Woman Wins Nothing from Ex-Husband's Lover Print

A jury has found that a South Dakota woman did not entice a co-worker to leave a “happy and contented” marriage, rejecting an alienation of affections suit in one of the few states that still recognizes the archaic tort.

Hayley Hilton had an affair with Ernest Christiansen while he was living in Aberdeen, S.D. After he divorced Lemlem Kebede, she sued Hilton for acquiring “an improper and undue influence” over he ex-husband, leaving her home “desolate and ruined” and her family life “destroyed.”

“Like all marriages, Lemlem & Christiansen's was not perfect,” she argued in her trial brief. “However, the evidence at trial will show that the couple shared a substantial degree of affection; supported each other emotionally; and enjoyed a strong sense of companionship and adventure.”

The couple's home was in Minnesota, a state which no longer allows alienation of affections claims, but Kebede was able to sue in federal court under South Dakota law. She was seeking up to $100,000 in damages -- $50,000 in compensatory damages and the same amount in punitives.

Only South Dakota, Hawaii, Mississippi, New Mexico, North Carolina, and Utah still persist in fully recognizing the tort of alienation of affections.

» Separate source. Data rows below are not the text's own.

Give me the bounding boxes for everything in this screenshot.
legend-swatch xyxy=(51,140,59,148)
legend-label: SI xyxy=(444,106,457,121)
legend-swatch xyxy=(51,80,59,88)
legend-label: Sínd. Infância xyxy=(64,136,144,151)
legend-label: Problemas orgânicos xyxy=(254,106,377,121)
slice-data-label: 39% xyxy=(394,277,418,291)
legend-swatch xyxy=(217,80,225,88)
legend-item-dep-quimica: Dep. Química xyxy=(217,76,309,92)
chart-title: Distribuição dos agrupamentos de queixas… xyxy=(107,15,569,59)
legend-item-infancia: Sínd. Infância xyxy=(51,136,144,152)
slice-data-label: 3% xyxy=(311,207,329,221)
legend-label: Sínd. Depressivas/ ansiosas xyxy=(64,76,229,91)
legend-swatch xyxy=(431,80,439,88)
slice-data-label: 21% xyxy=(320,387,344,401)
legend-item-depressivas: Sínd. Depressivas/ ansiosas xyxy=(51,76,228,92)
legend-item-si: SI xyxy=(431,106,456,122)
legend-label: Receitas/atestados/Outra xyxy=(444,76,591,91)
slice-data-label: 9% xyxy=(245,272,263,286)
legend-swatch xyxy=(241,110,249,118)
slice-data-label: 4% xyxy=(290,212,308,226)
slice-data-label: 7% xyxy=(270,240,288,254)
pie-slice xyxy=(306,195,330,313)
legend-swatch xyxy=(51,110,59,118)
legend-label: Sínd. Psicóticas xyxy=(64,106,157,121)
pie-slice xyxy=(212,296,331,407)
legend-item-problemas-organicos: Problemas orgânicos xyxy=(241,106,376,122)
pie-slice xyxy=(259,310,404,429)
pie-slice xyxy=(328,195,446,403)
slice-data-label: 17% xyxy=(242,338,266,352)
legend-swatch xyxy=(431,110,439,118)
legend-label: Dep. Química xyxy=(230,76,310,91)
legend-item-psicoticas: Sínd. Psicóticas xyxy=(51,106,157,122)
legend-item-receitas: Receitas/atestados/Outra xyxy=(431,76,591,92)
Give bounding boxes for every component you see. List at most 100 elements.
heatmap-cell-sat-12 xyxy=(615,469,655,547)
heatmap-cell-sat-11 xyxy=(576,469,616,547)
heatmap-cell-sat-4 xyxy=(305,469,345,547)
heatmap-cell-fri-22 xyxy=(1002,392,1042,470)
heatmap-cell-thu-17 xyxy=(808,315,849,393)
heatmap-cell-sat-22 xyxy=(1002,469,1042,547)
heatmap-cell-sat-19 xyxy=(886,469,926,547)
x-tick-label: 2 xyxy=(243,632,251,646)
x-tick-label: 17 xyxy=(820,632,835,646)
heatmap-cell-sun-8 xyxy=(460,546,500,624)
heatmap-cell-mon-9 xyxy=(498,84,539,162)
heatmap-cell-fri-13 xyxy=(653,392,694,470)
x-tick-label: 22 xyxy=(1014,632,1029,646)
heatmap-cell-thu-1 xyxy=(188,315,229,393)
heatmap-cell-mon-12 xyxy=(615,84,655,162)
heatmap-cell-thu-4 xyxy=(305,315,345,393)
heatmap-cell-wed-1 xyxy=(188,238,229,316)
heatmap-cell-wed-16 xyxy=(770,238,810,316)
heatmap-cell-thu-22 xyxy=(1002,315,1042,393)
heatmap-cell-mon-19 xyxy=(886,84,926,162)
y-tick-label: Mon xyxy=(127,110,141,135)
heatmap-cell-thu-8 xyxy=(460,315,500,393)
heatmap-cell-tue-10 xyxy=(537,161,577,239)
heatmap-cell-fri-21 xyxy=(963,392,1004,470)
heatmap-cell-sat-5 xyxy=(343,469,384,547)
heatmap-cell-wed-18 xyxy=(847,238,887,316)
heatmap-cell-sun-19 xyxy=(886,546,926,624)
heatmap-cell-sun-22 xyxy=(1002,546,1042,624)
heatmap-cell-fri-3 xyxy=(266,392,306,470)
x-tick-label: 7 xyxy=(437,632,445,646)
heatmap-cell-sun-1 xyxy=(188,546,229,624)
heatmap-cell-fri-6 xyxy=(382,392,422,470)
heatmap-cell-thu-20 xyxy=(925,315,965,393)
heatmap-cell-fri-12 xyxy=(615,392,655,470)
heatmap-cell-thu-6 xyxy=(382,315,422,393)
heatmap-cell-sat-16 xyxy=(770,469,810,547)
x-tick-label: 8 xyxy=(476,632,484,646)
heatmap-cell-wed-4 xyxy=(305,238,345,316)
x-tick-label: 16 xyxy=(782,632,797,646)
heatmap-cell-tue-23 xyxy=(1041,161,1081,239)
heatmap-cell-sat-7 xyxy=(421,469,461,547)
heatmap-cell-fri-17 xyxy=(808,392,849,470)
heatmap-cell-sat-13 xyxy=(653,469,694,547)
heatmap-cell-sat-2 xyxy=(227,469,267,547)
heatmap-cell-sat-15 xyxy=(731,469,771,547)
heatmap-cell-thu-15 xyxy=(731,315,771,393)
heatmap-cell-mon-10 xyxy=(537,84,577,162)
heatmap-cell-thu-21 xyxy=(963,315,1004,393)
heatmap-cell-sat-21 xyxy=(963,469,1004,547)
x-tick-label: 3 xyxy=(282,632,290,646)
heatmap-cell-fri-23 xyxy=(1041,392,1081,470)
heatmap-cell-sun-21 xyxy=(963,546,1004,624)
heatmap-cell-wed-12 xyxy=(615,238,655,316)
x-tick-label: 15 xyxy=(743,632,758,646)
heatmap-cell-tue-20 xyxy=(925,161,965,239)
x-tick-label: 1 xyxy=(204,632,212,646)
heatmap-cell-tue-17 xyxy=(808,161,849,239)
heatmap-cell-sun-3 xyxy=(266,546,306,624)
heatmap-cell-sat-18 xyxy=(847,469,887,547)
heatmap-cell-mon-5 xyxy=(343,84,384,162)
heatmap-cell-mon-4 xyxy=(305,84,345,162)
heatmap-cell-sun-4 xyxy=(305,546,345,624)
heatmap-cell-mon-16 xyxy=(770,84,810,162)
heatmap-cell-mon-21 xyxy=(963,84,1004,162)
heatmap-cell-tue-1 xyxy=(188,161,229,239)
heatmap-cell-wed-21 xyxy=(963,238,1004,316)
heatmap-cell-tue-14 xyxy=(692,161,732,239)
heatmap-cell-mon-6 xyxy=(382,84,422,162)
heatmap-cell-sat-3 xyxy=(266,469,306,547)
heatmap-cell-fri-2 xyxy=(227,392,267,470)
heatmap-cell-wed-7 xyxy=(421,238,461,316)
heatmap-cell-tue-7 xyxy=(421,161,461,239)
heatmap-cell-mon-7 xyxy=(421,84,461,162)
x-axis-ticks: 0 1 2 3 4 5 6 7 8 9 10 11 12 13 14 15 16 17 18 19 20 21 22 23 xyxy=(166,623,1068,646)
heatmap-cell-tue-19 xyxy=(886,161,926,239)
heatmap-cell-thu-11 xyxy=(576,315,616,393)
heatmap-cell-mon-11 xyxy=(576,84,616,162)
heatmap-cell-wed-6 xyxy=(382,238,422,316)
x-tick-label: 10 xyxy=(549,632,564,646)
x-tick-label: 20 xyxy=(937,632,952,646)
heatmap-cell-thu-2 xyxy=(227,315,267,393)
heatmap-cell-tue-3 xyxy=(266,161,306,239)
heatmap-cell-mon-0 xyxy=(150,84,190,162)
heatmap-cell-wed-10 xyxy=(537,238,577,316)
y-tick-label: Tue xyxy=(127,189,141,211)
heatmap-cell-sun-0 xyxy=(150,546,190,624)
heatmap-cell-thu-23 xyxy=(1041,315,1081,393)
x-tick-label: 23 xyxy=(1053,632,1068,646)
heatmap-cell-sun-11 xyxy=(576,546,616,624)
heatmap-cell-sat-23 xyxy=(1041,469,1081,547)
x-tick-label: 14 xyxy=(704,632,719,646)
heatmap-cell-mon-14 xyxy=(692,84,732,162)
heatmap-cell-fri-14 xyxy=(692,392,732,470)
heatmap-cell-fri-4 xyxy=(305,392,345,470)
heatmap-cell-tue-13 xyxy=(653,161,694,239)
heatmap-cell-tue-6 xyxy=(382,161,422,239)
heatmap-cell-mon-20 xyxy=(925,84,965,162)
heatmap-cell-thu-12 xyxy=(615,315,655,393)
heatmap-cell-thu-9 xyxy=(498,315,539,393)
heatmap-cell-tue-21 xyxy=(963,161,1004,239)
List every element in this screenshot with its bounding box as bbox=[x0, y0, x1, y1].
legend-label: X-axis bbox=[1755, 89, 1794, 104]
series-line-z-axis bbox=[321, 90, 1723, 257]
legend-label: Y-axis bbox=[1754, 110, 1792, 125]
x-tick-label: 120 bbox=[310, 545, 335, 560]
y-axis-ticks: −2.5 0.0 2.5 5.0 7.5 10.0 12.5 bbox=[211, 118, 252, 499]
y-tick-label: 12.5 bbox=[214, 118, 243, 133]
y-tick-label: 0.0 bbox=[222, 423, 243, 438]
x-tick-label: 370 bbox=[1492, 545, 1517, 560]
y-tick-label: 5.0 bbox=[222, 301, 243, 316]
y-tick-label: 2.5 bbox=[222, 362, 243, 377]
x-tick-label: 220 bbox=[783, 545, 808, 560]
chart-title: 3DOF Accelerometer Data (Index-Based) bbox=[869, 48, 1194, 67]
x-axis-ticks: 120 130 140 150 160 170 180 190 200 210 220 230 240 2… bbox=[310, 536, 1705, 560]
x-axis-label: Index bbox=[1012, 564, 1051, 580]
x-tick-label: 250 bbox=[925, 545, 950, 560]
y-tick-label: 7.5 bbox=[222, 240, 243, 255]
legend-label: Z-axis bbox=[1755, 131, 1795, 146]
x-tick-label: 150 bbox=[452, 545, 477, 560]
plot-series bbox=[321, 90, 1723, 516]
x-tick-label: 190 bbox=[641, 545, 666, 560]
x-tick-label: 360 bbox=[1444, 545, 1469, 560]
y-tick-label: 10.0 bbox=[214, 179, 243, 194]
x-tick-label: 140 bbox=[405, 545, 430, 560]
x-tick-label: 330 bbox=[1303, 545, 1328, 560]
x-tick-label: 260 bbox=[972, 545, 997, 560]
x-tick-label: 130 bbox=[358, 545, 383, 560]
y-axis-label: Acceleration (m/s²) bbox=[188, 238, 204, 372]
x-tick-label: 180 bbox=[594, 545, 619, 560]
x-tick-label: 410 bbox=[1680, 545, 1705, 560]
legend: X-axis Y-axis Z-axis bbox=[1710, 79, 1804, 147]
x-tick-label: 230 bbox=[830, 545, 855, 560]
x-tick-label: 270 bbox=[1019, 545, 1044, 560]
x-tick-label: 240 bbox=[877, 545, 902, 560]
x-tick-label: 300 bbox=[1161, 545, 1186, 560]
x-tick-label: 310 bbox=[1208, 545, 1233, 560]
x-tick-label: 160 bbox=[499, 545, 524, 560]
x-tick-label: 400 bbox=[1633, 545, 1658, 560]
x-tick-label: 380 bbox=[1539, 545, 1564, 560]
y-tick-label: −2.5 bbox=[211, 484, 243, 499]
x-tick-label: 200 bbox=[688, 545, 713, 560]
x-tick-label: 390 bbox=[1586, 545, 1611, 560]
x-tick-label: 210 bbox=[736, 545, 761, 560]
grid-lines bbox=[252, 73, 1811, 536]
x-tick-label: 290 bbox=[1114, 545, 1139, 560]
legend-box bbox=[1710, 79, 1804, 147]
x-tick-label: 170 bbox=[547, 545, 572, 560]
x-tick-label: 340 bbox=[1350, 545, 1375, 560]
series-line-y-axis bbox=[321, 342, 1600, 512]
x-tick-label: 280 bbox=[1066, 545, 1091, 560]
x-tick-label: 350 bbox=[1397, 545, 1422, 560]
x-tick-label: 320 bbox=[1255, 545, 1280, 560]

Earlier this year, the U.S. Supreme Court declined to review a $750,000 jury award against a Mississippi man.

But the jury in Kebede's case had the good sense to find for her ex-husband, who testified that he had long been unhappy in his marriage to her and moved to Aberdeen because of the problems they were having. “Do you have any belief that my client enticed you away from your marriage?” Hilton's attorney asked Christiansen in a deposition.

“No,” he replied.

“She didn't trick you or anything like that?” the lawyer asked.

“I don't believe so,” Christiansen said. “I was a grown adult making my decisions, whether they were good or bad.”

A Mississippi Supreme Court justice has said that far from being a “means of preserving marriages and protecting families,” alienation of affections suits "inevitably do more to hurt families ... The intimate details of the marriage, and its breakdown, are revealed for all to see as the parties attempt to assassinate the character of their adversaries.” Fitch v. Valentine, 959 So.2d 1012 (2007).

Recalling the details of his marriage, Christiansen said he “just didn't feel right to get married” and Kebede alienated him with her “demeaning” behavior. A turning point was “when she told me I needed to lose weight during intercourse. I didn't want to have intercourse anymore.”

As Hilton's attorney pointed out in his trial brief, Kebede had opted “to demean the courts and herself by pursuing this action.”

Christiansen and Hilton broke up after his divorce from Kebede. He then married another woman, but that marriage, too, ended in divorce. “I want everybody to know that I don't know what love is anymore,” he testified.